Ciré is a fabric that has been finished by heat, pressure and – sometimes – a wax-like coating to create a very glossy surface. From a distance, it can be mistaken for vinyl and, up close, you might think you’re looking at a very shiny chintz or spandex. Often marketed as “wet look fabric” because, um, it looks like it’s wet.
Just to keep things complicated, ciré is the name of the process used to create the finished fabric, as well as the fabric itself. Ideally, all ciré would be described with its relevant yarn or fabric – silk ciré, ciré taffeta, ciré lace etc. – but as a rule, if you find it otherwise unlabeled in today’s market, it’s probably nylon.
Nylon is commonly used for ciré because it can take the heat of the finishing process and when its fibers melt ever so slightly, that creates a glossy finish without the need for a surface coating. I was surprised to read that the finishing technique dates all the way back to the early 20th century, where silk with a ciré finish was considered quite the thing in Edwardian high fashion.
In regular apparel today, ciré is used a lot in outerwear – it’s waterproof, so it’s a popular choice for raingear. It’s also used in lingerie, slinky eveningwear and accessories.
It can be a really fun fabric for cosplayers. It’s shinier than spandex and can be found blended with elastane so that it, too, can stretch. Certain websites – ahem – make their living from selling bodysuits made from it. Using (stretch) ciré for such is a bit of a no-brainer.
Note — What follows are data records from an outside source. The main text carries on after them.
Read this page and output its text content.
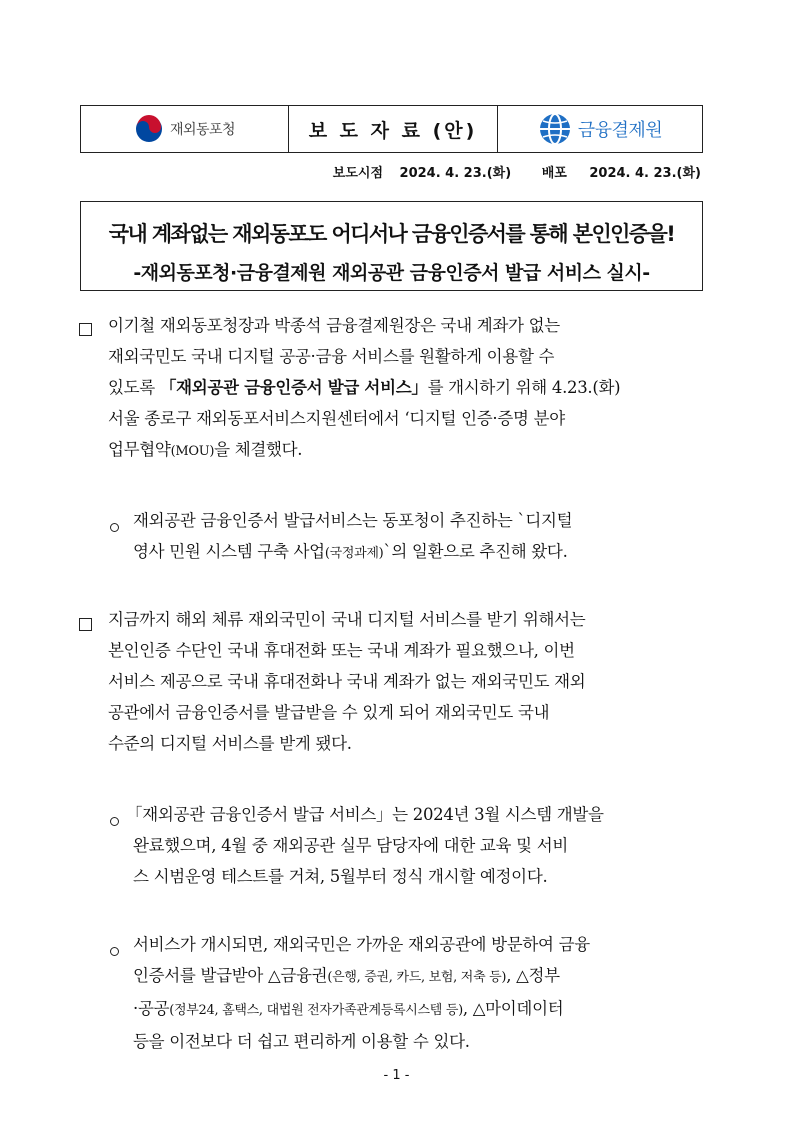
재외동포청	보 도 자 료 (안)	금융결제원
보도시점 2024. 4. 23.(화) 배포 2024. 4. 23.(화)
국내 계좌없는 재외동포도 어디서나 금융인증서를 통해 본인인증을!
-재외동포청·금융결제원 재외공관 금융인증서 발급 서비스 실시-
이기철 재외동포청장과 박종석 금융결제원장은 국내 계좌가 없는
재외국민도 국내 디지털 공공·금융 서비스를 원활하게 이용할 수
있도록 「재외공관 금융인증서 발급 서비스」를 개시하기 위해 4.23.(화)
서울 종로구 재외동포서비스지원센터에서 ‘디지털 인증·증명 분야
업무협약(MOU)을 체결했다.
재외공관 금융인증서 발급서비스는 동포청이 추진하는 `디지털
영사 민원 시스템 구축 사업(국정과제)`의 일환으로 추진해 왔다.
지금까지 해외 체류 재외국민이 국내 디지털 서비스를 받기 위해서는
본인인증 수단인 국내 휴대전화 또는 국내 계좌가 필요했으나, 이번
서비스 제공으로 국내 휴대전화나 국내 계좌가 없는 재외국민도 재외
공관에서 금융인증서를 발급받을 수 있게 되어 재외국민도 국내
수준의 디지털 서비스를 받게 됐다.
「재외공관 금융인증서 발급 서비스」는 2024년 3월 시스템 개발을
완료했으며, 4월 중 재외공관 실무 담당자에 대한 교육 및 서비
스 시범운영 테스트를 거쳐, 5월부터 정식 개시할 예정이다.
서비스가 개시되면, 재외국민은 가까운 재외공관에 방문하여 금융
인증서를 발급받아 △금융권(은행, 증권, 카드, 보험, 저축 등), △정부
·공공(정부24, 홈택스, 대법원 전자가족관계등록시스템 등), △마이데이터
등을 이전보다 더 쉽고 편리하게 이용할 수 있다.
- 1 -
Ditto capes, gauntlets and accessories.
If you’re regularly cosplaying anime or comic book characters, ciré is probably going to become a regular habitue in your fabric stash.
I cannot say emphatically enough how much of a sweatbox ciré can be, especially if you’re wearing an all-over bodysuit. For the sake of your dry-cleaning bills, try to wear a layer of something between it and your skin – which you were probably going to do in order to avoid visible underwear lines right? Right. More about foundation garments and why they matter.
Stretch ciré costs $15 – $20/yd, depending on the seller. I’ve only seen stretch ciré in solid colors. Non-stretch ciré can be found in various solids and multicolored prints, for $8 – $12 yard. There’s a variety of colorfully printed cotton with a ciré finish called “African wax cloth” that might suit your needs.
Ciré has some challenges. The fabric can mark relatively easily, and show wear. And if it’s been finished with a chemical treatment in addition to heat, it’s a sure thing it’ll have to go to the dry cleaners. Not that ciré should go in your washing machine, that is. If the bolt tells you it’s washable, hand wash it with a mild detergent and lay flat to dry. Me? I’d rely on Febreze and wearing a layer between myself and the fabric to help keep it smelling sweet.
Sew with Sharp needle – the lightest you can get away with for this fabric – and polyester thread. Keep your pins inside the seam allowance, as pin holes WILL show in ciré – or consider using clamps, instead (in the quilting notions section). If the fabric proves a slippery devil, break out the rolling foot or enclose the edge of the fabric with some tear-away stabilizer to help things through. If you want to use a walking foot, test it on a scrap first, as there’s a chance the paired-up feed dogs might leave a visible mark on the fabric.